Short pseudocode (conceptual)
- embed_q = Embed(query)
- candidates = VectorSearch(embed_q, k=10)
- ranked = ReRank(candidates, query)
- context = AssembleTopK(ranked, limit_tokens)
- prompt = BuildPrompt(context, query, instructions_to_cite)
- answer = LLM.Generate(prompt)
- claims = ExtractClaims(answer)
- for claim in claims: verify(claim, context)
- if any claim fails verification: flag/modify answer or ask user for clarification
- return answer + citations + confidence
Benefits and limitations
- Benefits: Substantially reduces unsupported assertions, enables traceable citations, allows updates without retraining.
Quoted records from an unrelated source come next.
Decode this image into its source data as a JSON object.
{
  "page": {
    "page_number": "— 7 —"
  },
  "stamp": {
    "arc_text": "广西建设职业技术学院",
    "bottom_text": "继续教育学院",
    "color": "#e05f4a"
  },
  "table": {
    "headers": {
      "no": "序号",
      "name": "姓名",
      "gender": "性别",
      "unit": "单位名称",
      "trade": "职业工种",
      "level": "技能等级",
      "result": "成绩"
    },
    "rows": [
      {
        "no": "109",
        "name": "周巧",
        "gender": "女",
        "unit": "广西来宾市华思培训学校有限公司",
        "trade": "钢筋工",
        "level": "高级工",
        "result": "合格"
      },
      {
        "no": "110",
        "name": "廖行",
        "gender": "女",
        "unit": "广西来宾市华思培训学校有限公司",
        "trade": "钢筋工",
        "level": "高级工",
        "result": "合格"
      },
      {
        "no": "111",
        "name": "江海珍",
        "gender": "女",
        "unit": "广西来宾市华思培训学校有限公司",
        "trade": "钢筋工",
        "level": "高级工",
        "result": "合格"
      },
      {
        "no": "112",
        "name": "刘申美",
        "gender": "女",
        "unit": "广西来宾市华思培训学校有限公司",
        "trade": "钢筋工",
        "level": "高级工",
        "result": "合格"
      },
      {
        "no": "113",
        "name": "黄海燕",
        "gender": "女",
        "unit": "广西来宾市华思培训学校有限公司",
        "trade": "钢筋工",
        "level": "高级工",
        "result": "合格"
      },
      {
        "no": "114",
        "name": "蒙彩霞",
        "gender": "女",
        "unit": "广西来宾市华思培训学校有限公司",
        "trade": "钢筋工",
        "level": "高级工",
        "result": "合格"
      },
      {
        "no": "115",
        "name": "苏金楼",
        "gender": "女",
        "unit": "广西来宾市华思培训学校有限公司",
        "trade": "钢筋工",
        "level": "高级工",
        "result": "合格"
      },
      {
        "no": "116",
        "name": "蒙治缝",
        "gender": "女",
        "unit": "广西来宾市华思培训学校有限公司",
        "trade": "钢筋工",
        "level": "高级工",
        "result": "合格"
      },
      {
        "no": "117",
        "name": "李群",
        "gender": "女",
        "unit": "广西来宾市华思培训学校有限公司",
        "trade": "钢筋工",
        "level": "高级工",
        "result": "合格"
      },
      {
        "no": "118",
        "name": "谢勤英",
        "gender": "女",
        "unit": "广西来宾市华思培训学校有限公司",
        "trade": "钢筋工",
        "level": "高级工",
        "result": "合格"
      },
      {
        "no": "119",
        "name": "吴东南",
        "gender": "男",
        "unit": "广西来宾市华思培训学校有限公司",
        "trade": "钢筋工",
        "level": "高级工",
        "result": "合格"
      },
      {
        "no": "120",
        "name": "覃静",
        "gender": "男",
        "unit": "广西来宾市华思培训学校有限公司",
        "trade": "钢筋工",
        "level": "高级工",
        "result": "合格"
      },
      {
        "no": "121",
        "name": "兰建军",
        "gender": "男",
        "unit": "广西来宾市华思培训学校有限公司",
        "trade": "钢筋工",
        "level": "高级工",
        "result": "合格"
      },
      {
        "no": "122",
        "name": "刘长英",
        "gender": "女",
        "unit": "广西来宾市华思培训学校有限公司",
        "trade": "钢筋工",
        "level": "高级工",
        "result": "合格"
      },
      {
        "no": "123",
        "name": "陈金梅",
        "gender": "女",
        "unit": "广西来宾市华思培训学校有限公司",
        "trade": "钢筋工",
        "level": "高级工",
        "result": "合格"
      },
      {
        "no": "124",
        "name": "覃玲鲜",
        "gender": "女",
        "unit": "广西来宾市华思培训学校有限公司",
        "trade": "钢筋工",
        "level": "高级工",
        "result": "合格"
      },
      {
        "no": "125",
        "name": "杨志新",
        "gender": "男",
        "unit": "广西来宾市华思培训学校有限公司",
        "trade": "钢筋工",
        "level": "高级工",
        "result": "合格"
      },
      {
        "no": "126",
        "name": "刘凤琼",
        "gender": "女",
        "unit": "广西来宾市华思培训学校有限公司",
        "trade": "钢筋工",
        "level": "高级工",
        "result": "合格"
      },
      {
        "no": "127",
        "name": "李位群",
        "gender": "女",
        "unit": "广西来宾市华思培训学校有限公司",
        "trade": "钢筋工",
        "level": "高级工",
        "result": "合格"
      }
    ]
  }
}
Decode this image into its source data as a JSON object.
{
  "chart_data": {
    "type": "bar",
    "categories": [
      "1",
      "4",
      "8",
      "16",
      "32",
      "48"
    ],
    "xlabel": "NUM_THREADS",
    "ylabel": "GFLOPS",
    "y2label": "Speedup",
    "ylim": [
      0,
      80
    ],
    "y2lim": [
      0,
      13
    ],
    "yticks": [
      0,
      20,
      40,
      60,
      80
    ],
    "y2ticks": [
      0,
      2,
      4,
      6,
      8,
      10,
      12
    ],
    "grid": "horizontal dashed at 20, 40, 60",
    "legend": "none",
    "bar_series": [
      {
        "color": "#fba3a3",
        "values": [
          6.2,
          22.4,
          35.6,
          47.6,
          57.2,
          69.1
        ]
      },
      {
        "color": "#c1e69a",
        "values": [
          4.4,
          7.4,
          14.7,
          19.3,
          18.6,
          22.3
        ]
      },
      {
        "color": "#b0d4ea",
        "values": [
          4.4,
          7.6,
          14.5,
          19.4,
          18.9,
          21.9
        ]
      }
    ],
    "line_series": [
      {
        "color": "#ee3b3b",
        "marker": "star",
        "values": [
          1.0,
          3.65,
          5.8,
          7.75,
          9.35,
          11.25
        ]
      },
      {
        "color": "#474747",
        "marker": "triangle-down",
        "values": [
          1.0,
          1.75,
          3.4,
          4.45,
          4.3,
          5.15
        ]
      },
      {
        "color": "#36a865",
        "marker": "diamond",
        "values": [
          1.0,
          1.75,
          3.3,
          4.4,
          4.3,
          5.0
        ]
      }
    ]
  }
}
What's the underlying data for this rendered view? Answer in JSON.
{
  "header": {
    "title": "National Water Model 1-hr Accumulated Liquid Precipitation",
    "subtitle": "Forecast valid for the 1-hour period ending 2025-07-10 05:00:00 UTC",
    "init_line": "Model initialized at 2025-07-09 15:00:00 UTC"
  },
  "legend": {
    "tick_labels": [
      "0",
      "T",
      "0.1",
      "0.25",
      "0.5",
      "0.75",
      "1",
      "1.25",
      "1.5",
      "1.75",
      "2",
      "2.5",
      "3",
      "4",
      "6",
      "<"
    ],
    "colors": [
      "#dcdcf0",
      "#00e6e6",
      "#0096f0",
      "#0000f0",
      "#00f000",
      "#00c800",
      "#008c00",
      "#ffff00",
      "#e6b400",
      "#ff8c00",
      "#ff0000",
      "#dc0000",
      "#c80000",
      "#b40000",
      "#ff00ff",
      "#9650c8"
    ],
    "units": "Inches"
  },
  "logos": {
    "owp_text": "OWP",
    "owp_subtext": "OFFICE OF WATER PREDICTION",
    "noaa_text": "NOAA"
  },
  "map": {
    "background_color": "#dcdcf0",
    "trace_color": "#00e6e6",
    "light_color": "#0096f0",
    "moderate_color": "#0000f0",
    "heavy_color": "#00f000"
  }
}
- Limitations: RAG is as good as the retrieval corpus; missing or outdated sources still cause errors. Poor retrieval can mislead the model. Additional engineering (indexing, reranking, verification) is required for robust production behavior.
Conclusion
RAG reduces hallucination by grounding generation in retrieved evidence and combining retrieval, targeted prompting, and verification to produce traceable, more reliable outputs.